Diberitakan sebelumnya, KPK menetapkan Hasto sebagai tersangka pemberi suap eks Komisioner Komisi Pemilihan Umum (KPU) Wahyu Setiawan.
Ketua KPK Setyo Budiyanto menyebut, suap itu dilakukan bersama-sama dengan calon anggota legislatif (Caleg) PDI-P tahun 2019, Harun Masiku, yang saat ini masuk daftar pencarian orang (DPO).
“KPK mengeluarkan Surat Perintah Penyidikan Nomor Sprin.Dik/153/DIK/00/01/12/2024 tanggal 23 Desember 2024 dengan uraian penyidikan perkara dugaan tindak pidana korupsi yang dilakukan oleh tersangka Hasto Kristiyanto bersama-sama Harun Masiku dan kawan-kawan berupa pemberian sesuatu hadiah atau janji kepada Wahyu Setiawan,” kata Setyo di Gedung Merah Putih KPK, Jakarta, Selasa (24/12/2024).

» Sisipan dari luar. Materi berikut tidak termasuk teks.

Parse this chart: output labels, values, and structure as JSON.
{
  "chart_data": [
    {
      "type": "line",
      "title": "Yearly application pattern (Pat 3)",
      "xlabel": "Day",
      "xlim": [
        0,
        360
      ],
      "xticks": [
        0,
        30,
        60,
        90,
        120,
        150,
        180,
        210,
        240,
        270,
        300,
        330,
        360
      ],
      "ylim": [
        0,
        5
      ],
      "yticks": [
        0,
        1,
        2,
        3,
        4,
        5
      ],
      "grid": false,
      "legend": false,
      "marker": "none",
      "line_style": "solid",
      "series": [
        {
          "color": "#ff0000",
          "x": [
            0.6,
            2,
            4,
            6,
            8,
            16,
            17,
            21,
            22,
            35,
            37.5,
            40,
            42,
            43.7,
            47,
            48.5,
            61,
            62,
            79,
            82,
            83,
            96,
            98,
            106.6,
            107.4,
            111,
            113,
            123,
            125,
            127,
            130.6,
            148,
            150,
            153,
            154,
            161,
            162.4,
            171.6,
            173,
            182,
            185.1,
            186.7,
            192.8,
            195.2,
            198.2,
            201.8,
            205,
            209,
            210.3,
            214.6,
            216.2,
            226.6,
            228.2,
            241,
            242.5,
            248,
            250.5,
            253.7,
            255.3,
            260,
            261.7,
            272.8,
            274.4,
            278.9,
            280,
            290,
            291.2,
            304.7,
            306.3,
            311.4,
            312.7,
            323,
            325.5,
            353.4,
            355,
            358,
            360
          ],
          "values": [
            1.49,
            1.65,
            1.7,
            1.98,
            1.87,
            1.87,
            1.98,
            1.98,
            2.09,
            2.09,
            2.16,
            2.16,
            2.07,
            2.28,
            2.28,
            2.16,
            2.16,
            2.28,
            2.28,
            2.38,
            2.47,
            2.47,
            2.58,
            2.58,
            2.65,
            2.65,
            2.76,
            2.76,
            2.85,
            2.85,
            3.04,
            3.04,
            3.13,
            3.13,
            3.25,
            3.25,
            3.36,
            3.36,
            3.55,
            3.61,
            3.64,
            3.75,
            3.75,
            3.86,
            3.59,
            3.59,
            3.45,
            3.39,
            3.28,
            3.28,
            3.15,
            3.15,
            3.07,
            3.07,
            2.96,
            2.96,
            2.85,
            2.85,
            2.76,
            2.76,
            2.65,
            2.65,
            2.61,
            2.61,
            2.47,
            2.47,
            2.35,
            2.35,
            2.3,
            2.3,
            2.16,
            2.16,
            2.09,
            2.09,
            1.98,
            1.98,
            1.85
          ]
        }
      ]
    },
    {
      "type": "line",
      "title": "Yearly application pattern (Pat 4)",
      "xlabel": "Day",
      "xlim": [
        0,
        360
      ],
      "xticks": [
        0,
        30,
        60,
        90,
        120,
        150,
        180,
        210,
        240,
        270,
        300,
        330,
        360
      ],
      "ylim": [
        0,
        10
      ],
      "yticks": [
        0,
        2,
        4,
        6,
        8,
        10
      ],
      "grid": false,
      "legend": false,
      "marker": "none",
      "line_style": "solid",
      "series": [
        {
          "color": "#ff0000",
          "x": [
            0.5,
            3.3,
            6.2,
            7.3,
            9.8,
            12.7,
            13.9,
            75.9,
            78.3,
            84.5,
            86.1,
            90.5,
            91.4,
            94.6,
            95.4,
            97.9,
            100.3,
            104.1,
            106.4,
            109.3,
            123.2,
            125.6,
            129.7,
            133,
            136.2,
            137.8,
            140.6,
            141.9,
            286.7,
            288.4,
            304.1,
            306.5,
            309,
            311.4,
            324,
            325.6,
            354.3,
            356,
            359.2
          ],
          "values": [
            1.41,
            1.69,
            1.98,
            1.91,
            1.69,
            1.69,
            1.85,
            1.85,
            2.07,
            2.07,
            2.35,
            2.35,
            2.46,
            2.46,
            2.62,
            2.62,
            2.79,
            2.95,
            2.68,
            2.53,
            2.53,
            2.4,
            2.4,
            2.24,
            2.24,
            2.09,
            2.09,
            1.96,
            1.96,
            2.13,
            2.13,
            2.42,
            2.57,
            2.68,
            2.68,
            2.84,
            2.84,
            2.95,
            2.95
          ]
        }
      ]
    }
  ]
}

Setyo menyebut, suap diberikan agar Harun Masiku bisa menjadi anggota DPR RI pergantian antar waktu (PAW) Daerah Pemilihan Sumatera Selatan (Sumsel), menggantikan Nazaruddin Kiemas yang meninggal dunia.
Namun, operasi itu tidak berjalan mulus karena caleg dengan suara terbanyak kedua, Riezky Aprilia, menolak menyerahkan kursinya dan tidak mau mengundurkan diri.
Hasto kemudian mengendalikan bawahannya, Saeful Bahri dan DTI, untuk menyuap Wahyu Setiawan dan Agustina Tio Fridelina selaku anggota Badan Pengawas Pemilu (Bawaslu).
“(Suap) sebesar 19.000 dollar Singapura dan 38.350 dollar Singapura pada periode 16 Desember 2019 sampai 23 Desember 2019 agar saudara Harun Masiku dapat ditetapkan sebagai anggota DPR RI periode 2019-2024 dari Dapil I Sumsel,” tutur Setyo.
Karena perbuatannya ini, Hasto disangka melanggar Pasal 5 Ayat (1) huruf a atau Pasal 5 Ayat (1) huruf b atau Pasal 13 Undang-Undang Pemberantasan Tindak Pidana Korupsi juncto Pasal 55 Ayat (1) ke-1 KUHP.